Turkey: 157 people died at work during September

Turkey is a dangerous workplace. Last month alone, at least 157 people died in work-related accidents. Since the beginning of the year, there have been at least 1,450 workers who lost their lives at work.

The Occupational Safety and Health (İşçi Sağlığı ve İş Güvenliği, İSİG) Assembly counted 157 fatal occupational accidents in Turkey during September. A recent balance sheet shows that the total figure of workplace deaths so far this year is 1,450.

At least 2006 people were killed in occupational accidents in Turkey in 2017. By comparison, according to the German Social Accident Insurance (DGUV), 454 fatal occupational accidents were registered in Germany in 2017 among 42 million workers compared to officially 26 million workers in Turkey. There are now 21,894 people killed in workplace accidents in Turkey since President Erdoğan ruled the country. However, the figures published by the Turkish Ministry of Labor are significantly lower.
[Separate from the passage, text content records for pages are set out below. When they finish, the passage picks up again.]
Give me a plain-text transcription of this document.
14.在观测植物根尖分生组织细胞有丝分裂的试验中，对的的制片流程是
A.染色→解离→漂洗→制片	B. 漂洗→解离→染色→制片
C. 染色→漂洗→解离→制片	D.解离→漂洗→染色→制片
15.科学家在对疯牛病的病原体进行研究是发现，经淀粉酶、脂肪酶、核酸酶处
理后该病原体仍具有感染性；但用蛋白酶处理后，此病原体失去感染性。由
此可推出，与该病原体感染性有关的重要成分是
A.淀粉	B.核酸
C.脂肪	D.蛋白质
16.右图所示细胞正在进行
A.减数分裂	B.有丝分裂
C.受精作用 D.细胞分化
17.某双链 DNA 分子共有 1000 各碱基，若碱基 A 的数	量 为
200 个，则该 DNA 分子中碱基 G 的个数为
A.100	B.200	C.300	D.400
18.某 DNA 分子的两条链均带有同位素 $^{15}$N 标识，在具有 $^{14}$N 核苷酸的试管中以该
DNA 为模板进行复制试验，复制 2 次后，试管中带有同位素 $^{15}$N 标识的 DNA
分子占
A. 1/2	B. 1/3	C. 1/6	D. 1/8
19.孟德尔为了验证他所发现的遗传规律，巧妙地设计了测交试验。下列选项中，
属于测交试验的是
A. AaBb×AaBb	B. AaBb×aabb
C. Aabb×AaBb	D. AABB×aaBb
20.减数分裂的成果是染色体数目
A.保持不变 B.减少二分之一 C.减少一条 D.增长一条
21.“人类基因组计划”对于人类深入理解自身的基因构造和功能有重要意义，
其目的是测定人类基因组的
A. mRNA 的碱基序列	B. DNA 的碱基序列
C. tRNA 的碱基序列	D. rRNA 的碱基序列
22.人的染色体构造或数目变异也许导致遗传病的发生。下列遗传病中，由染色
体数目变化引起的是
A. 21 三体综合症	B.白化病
Ten of the 157 workers killed in September were women, and another eight were children between the ages of four and fourteen. A total of nine workers killed were refugees or migrants from Afghanistan (6), Iran (1), Russia (1) and Syria (1).

The city with the most frequent "work-killings" last month is Antep (Dîlok) on the border with Syria. There have been eleven fatal accidents at work. According to official data, almost 326,000 refugees live in the province, most of them from Syria. More than half of them are underage. In total, more than 3.5 million Syrian war refugees live in Turkey. Most have no residence permit and therefore no work permit. Although about 80,000 Syrians have a residence permit, only 6,000 of them have a work permit. As a result, many refugees work illegally and are not recorded, so there are hardly any figures on accidents at work that are fatal to the war refugees.

The children of many refugee families work under precarious conditions to support their families. In the textile workshops of the megacity Antep, which traditionally lives from the textile industry, usually five to ten-year-old children work for a daily salary of 5 TL, the equivalent of about 71 cents.

Of the fatally injured workers in Turkey, the fewest are unionized. So in September, there were only four victims of a work-killing, who were members of a union.